As they set sail, little did they think the youngster would go on to become the country's first Prime Minister.
Now Canada is preparing to mark the 200th anniversary of his birth, in Glasgow's Laurieston, with a series of events.
The young Macdonald moved to Bath Street, then to a flat in Brunswick Lane, next to the Mitre and the Fox and Hound bars, before setting sail for Canada in 1820.
The family's home was demolished many years ago but the site is the focus for Canadians looking to mark the anniversary next year, and a plaque honouring Macdonald can be found in Ramshorn Cemetery in the Merchant City.
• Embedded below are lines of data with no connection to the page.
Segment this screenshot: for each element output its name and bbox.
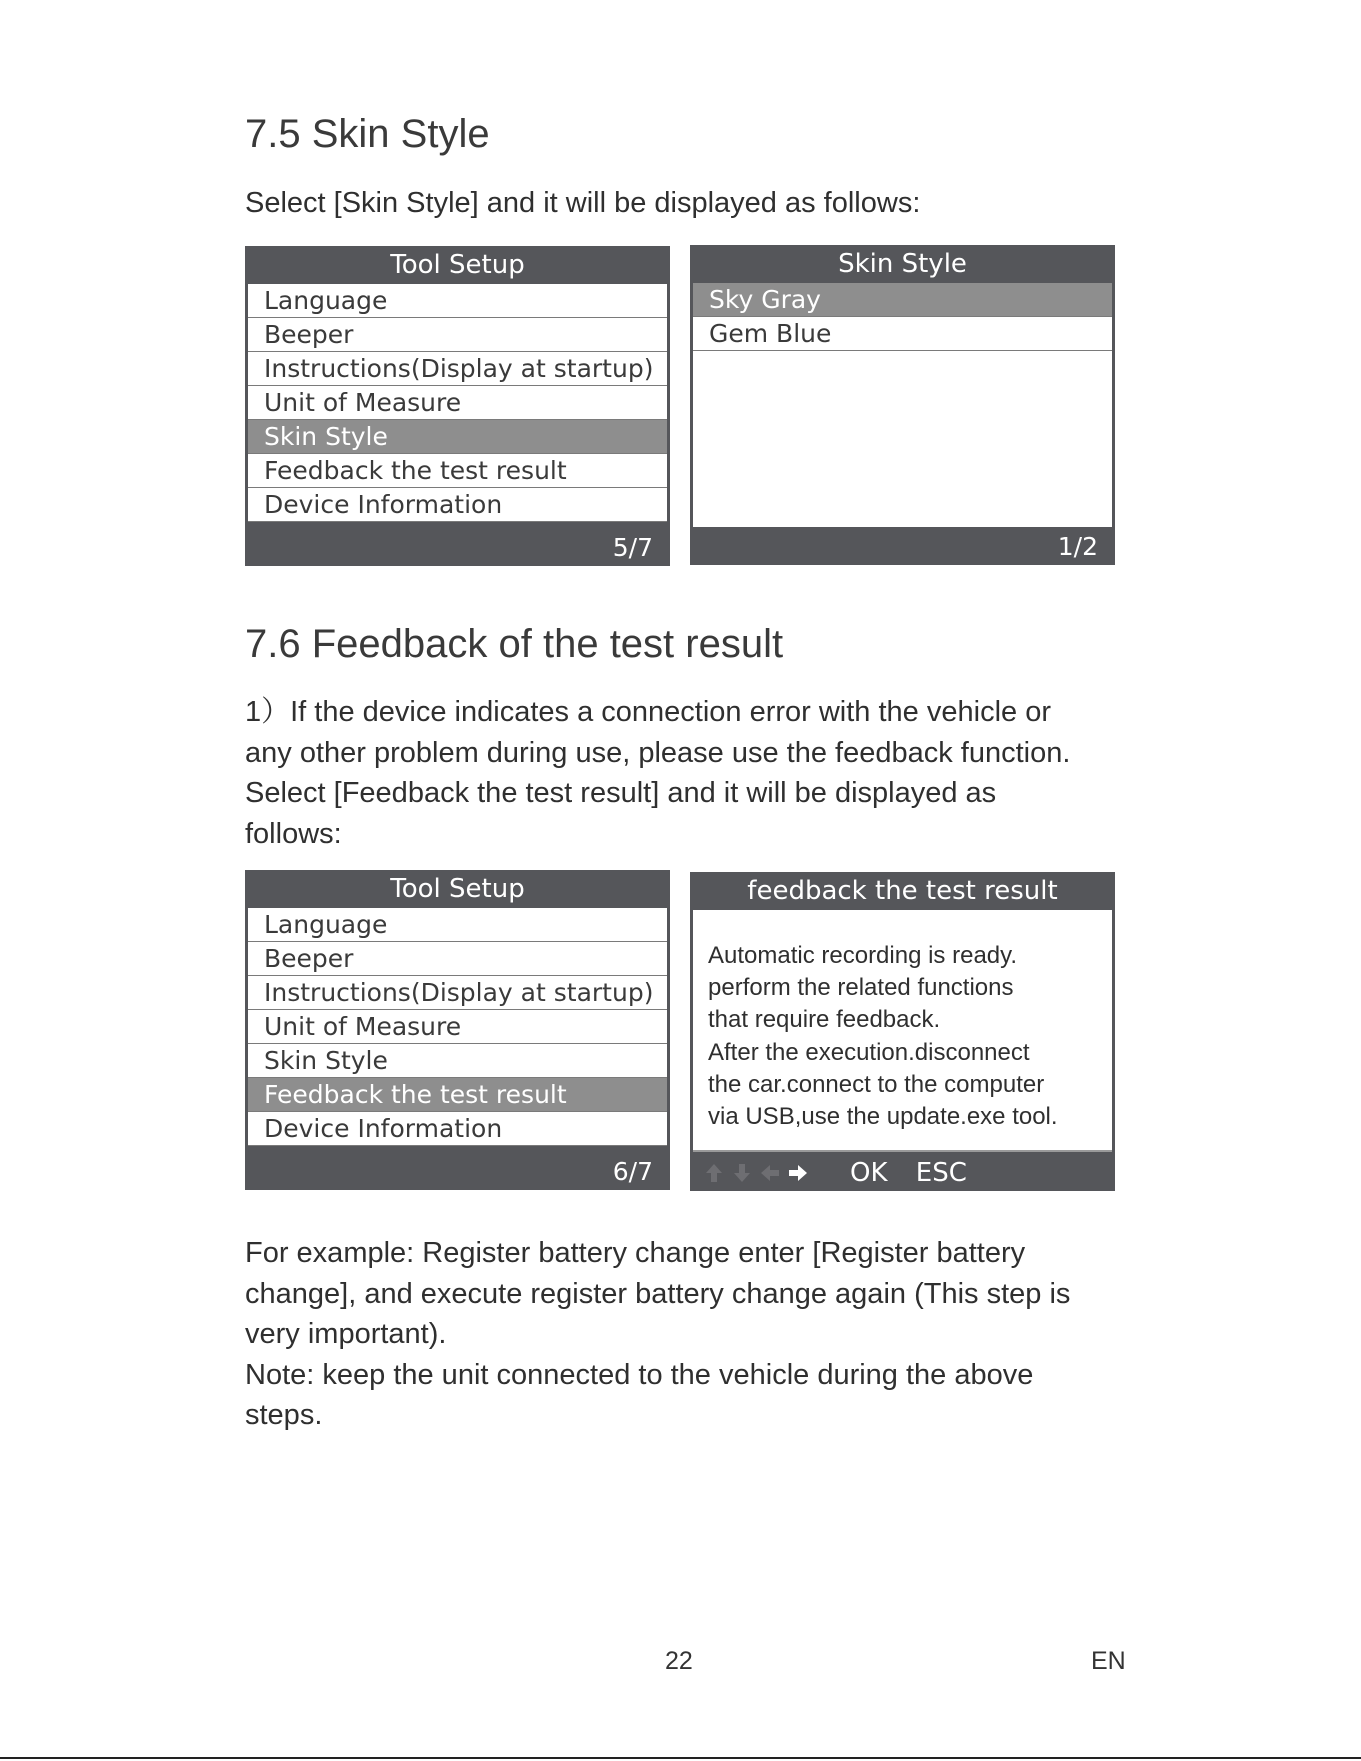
skin-style-intro: Select [Skin Style] and it will be displayed as follows: xyxy=(245,187,921,219)
page-indicator: 5/7 xyxy=(612,533,653,562)
message-line: via USB,use the update.exe tool. xyxy=(708,1103,1058,1131)
message-line: After the execution.disconnect xyxy=(708,1038,1030,1066)
example-paragraph xyxy=(245,1233,1145,1436)
arrow-left-icon xyxy=(758,1161,782,1185)
menu-item[interactable]: Device Information xyxy=(248,488,667,522)
message-line: that require feedback. xyxy=(708,1006,941,1034)
menu-item[interactable]: Device Information xyxy=(248,1112,667,1146)
feedback-intro xyxy=(245,692,1145,854)
menu-item[interactable]: Language xyxy=(248,908,667,942)
menu-item[interactable]: Sky Gray xyxy=(693,283,1112,317)
screen-footer xyxy=(690,529,1115,565)
menu-item[interactable]: Beeper xyxy=(248,942,667,976)
message-line: Automatic recording is ready. xyxy=(708,942,1018,969)
section-heading-skin-style: 7.5 Skin Style xyxy=(245,112,490,156)
text-line: change], and execute register battery change again (This step is xyxy=(245,1277,1071,1310)
nav-keys xyxy=(702,1155,810,1191)
menu-list xyxy=(248,284,667,522)
menu-item[interactable]: Skin Style xyxy=(248,1044,667,1078)
language-code: EN xyxy=(1091,1647,1126,1675)
menu-item[interactable]: Instructions(Display at startup) xyxy=(248,352,667,386)
text-line: Select [Feedback the test result] and it will be displayed as xyxy=(245,777,997,809)
menu-item[interactable]: Unit of Measure xyxy=(248,386,667,420)
screen-title: Tool Setup xyxy=(390,250,525,280)
tool-setup-screen-2 xyxy=(245,870,670,1190)
esc-key-label: ESC xyxy=(915,1158,967,1188)
text-line: Note: keep the unit connected to the vehicle during the above xyxy=(245,1358,1034,1391)
menu-item[interactable]: Feedback the test result xyxy=(248,1078,667,1112)
page-number: 22 xyxy=(665,1647,693,1675)
screen-title: Skin Style xyxy=(838,249,967,279)
screen-footer xyxy=(245,1154,670,1190)
text-line: steps. xyxy=(245,1399,323,1431)
section-heading-feedback: 7.6 Feedback of the test result xyxy=(245,622,784,666)
screen-title: Tool Setup xyxy=(390,874,525,904)
screen-title: feedback the test result xyxy=(747,876,1058,906)
text-line: 1）If the device indicates a connection error with the vehicle or xyxy=(245,696,1051,728)
menu-item[interactable]: Feedback the test result xyxy=(248,454,667,488)
feedback-screen xyxy=(690,872,1115,1191)
message-line: perform the related functions xyxy=(708,974,1014,1002)
menu-item[interactable]: Instructions(Display at startup) xyxy=(248,976,667,1010)
menu-list xyxy=(693,283,1112,527)
arrow-up-icon xyxy=(702,1161,726,1185)
menu-item[interactable]: Beeper xyxy=(248,318,667,352)
menu-list xyxy=(248,908,667,1146)
menu-item[interactable]: Skin Style xyxy=(248,420,667,454)
arrow-right-icon xyxy=(786,1161,810,1185)
text-line: any other problem during use, please use the feedback function. xyxy=(245,736,1071,769)
text-line: very important). xyxy=(245,1318,447,1350)
page-indicator: 6/7 xyxy=(612,1157,653,1186)
key-labels xyxy=(850,1155,987,1191)
screen-footer xyxy=(690,1155,1115,1191)
menu-item[interactable]: Gem Blue xyxy=(693,317,1112,351)
ok-key-label: OK xyxy=(850,1158,888,1188)
message-line: the car.connect to the computer xyxy=(708,1070,1045,1098)
menu-item[interactable]: Unit of Measure xyxy=(248,1010,667,1044)
tool-setup-screen-1 xyxy=(245,246,670,566)
text-line: For example: Register battery change enter [Register battery xyxy=(245,1237,1026,1269)
menu-item[interactable]: Language xyxy=(248,284,667,318)
page-indicator: 1/2 xyxy=(1057,532,1098,561)
skin-style-screen xyxy=(690,245,1115,565)
text-line: follows: xyxy=(245,817,342,850)
arrow-down-icon xyxy=(730,1161,754,1185)
screen-footer xyxy=(245,530,670,566)
feedback-message xyxy=(708,940,1104,1133)
feedback-message-panel xyxy=(693,910,1112,1152)
bottom-rule xyxy=(0,1757,1361,1759)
The youngster's family emigrated to Kingston, in Upper Canada - today the southern and eastern portions of Ontario - after his father Hugh's unsuccessful business ventures left them in debt. Soon after they arrived, John's younger brother James died from a blow to the head from a servant who was supposed to look after the boys.
After he quit formal school at 15, he needed to start earning immediately to support his family because his father's businesses were again failing, so his parents decided he should be a lawyer.
Macdonald began his apprenticeship with a prominent young lawyer and was called to the Canadian bar in 1836.
He took on dramatic criminal cases, which got him noticed, then entered politics in 1843 when he was appointed to the local council.
The following year he was elected Conservative member of the Legislative Assembly.
Between 1867 and 1873, Macdonald was the first Prime Minister of what is today recognised as Canada and was returned again as Prime Minister from 1878 to 1891.
Plans are under way in Glasgow to mark the anniversary of the birth of the local lad, who went on to become Sir John Macdonald.
A city council spokesman said it is hoped to get a tribute to him at the site of his last home in the city.
The spokesman added: "The city council and, I understand, the Scottish Government are aware that January 11, 2015, marks the 200th anniversary of his birth in Glasgow.
"We will continue to discuss with the site owners what form any commemoration to Sir John may take on the site around Brunswick Lane."